WKRP in Cincinnati/Awesome

Everything About Fiction You Never Wanted to Know.


  • With his quiet, folksy personality intact and armed only with the lyrics to John Lennon's "Imagine", Arthur Carlson managed to reveal the hypocrisy of Richard Paul's anti-rock televangelist. Dr. Bob, a Jerry Falwell clone, was trying to strong-arm the station into playing no songs other than the ones on his religious-right organization's approved list. Dr. Bob boasted that his organization was made of millions of people who could boycott the station. Arthur Carlson read him the lyrics to John Lennon's "Imagine," asking if it would be added to the Blacklist or not.

Dr. Bob: The idea is man-centered, not God-centered. Man is an animal. The Bible tells us to put our reliance in God, not in our fellow mortals. Arthur, this song says there's no heaven.
Carlson: Ah. No, it says just imagine there's no heaven.
Dr. Bob: That's blasphemy.
Carlson: On the list or not?
Dr. Bob: I have no choice but to say on.
Carlson: That decision was made by one man.

    • Earlier in the episode, Johnny warning of the slippery slope of letting these kind of people getting their way.

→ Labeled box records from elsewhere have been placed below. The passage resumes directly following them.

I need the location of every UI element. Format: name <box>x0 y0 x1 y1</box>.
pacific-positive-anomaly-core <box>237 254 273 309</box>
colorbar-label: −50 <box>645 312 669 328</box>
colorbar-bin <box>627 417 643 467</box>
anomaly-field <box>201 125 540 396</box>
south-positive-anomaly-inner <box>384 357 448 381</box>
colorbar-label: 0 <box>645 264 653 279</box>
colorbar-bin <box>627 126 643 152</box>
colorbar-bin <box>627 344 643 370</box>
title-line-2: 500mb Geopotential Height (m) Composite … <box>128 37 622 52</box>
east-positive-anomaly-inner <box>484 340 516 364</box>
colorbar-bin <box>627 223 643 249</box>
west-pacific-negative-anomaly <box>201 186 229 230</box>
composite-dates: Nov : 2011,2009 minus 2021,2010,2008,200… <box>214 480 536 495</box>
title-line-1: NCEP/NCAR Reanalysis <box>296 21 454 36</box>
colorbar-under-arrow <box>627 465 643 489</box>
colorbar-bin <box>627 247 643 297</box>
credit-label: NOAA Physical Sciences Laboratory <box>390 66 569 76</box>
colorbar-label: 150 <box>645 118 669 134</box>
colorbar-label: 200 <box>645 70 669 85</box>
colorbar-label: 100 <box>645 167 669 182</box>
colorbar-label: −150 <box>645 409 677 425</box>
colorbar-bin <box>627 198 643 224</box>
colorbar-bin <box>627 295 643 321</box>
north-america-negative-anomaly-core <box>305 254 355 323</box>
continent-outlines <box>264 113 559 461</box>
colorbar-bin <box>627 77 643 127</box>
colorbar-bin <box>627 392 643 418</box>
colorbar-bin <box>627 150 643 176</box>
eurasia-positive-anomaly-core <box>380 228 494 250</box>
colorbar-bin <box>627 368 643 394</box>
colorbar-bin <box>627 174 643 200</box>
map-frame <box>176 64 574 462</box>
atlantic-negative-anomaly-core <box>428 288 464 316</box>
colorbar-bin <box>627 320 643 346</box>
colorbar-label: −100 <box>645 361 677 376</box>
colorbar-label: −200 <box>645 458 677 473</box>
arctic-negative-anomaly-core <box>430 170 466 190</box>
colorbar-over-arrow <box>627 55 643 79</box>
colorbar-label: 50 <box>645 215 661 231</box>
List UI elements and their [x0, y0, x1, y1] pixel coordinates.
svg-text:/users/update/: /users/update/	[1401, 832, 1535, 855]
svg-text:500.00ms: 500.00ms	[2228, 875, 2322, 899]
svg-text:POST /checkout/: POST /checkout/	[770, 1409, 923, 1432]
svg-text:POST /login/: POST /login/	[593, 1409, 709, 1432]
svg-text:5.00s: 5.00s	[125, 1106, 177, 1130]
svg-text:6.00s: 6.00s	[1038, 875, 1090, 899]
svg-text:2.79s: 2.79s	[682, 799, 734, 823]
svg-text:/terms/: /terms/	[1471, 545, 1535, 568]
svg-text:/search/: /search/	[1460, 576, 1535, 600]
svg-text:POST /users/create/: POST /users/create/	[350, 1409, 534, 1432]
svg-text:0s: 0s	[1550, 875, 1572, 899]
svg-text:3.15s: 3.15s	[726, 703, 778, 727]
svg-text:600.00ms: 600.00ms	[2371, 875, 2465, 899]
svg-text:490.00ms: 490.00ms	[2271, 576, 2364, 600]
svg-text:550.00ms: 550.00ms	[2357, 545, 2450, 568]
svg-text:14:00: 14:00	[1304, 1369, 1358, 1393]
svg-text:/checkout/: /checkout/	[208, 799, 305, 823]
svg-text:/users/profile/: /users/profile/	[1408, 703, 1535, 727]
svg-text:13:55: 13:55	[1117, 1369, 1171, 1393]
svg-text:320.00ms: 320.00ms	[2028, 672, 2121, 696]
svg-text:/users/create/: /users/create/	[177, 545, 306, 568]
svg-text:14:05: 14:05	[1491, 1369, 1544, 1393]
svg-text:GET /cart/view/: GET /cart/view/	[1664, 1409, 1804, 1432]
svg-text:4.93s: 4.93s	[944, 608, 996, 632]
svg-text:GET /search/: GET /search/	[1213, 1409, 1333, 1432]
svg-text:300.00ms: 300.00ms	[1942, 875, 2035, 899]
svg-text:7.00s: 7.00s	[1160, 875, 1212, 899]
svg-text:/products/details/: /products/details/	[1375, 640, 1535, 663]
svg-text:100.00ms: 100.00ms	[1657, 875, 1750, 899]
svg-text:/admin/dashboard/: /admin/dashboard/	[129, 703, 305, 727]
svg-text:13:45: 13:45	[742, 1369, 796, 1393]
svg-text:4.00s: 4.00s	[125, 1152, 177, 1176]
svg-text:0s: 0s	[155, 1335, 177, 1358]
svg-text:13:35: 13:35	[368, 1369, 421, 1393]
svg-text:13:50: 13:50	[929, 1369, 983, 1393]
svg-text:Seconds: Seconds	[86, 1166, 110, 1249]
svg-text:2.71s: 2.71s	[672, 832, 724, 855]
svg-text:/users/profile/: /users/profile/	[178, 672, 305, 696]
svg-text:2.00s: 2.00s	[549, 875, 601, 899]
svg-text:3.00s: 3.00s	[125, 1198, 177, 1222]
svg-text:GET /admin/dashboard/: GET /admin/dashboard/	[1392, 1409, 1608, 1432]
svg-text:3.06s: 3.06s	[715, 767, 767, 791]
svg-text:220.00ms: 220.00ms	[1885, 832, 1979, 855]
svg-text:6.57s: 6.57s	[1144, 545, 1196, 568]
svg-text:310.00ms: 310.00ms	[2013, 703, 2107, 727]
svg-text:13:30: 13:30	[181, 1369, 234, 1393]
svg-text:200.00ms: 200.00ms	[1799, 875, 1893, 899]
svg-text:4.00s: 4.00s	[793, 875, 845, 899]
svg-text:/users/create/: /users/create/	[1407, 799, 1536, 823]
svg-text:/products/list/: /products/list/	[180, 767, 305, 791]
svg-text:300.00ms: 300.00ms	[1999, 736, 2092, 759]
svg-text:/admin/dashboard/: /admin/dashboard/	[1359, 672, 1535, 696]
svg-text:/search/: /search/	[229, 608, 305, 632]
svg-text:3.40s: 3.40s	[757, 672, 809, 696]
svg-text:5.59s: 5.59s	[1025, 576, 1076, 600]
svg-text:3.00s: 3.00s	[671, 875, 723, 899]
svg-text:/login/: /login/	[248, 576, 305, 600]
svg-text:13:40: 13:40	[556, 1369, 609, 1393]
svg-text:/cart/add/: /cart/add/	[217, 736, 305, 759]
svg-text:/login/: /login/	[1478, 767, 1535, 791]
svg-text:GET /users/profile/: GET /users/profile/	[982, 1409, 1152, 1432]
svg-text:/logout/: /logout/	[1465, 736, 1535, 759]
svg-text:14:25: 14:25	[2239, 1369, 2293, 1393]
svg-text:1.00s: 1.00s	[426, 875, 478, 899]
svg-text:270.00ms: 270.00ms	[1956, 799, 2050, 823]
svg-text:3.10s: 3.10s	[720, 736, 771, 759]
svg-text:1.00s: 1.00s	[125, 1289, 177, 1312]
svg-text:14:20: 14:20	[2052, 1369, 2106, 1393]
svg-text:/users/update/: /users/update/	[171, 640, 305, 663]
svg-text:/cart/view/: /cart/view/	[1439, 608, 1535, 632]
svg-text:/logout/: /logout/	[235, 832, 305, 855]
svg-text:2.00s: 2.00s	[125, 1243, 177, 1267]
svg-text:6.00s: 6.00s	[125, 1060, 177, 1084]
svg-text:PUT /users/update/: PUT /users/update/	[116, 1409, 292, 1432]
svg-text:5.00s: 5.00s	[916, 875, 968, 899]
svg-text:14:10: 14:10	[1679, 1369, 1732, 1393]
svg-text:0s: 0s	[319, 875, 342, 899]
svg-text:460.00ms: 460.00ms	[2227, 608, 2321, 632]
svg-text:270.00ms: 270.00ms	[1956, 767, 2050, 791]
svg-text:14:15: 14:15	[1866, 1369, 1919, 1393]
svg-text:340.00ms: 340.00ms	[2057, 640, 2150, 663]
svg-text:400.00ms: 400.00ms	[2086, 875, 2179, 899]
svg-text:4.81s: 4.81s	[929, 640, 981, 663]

They sit there listening to the song, slower and slower, until, 'Ah, I heard a dirty word!'

  • The entire "Turkeys Away" episode. Fan reaction to that was so overwhelming that it convinced the network to keep the show - which was struggling in the ratings - on the air. There's a reason "Turkeys Away" was voted the greatest episode of any show, in any genre, ever broadcast in the history of television.
  • Bailey in a first season episode telling Herb after an episode of beratement to SHUT UP.
  • The episode where an old friend of Andy's comes calling... revealing that he'd been hired by Mrs. Carlson to review the station's performance without Andy's knowledge. Said friend also hints that Andy could skate on the "bad things" he's already figured about WKRP if Andy would buy his packaged-programming deal. Andy, betrayed, heads back to the station and convinces everyone there to act completely opposite of how they normally act (including Les). It works: Mrs. Carlson can't believe a word of the review... and compliments Andy on pulling it off.
  • Les, of all people, reveals his sure-fire pick-up line: "Hello. I'm incredibly wealthy." It even works on Jennifer.
  • What's considered the show's finale: Mrs. Carlson arbitrarily decides to switch to an all-news format just as the station is showing a profit. Johnny, of all people, figures out what's going on: Mrs. Carlson never intended for the station to be a success, merely a failed tax write-off. He confronts her about it, pointing out that she promised her own son that he would be the manager of the top radio station in the market. Confronted with that, Mrs. Carlson relents just as Carlson shows up to insist she keep WKRP the way it is.
  • In "Venus and the Man", in a tour-de-force performance by Tim Reid, Venus confronts a high-school drop-out who was running with a street gang and reached out to him by taking on the challenge of teaching him the structure of the atom in two minutes, framing the lesson in street-gang politics to make it stick. A rare Aesop episode that worked without being overly sentimental.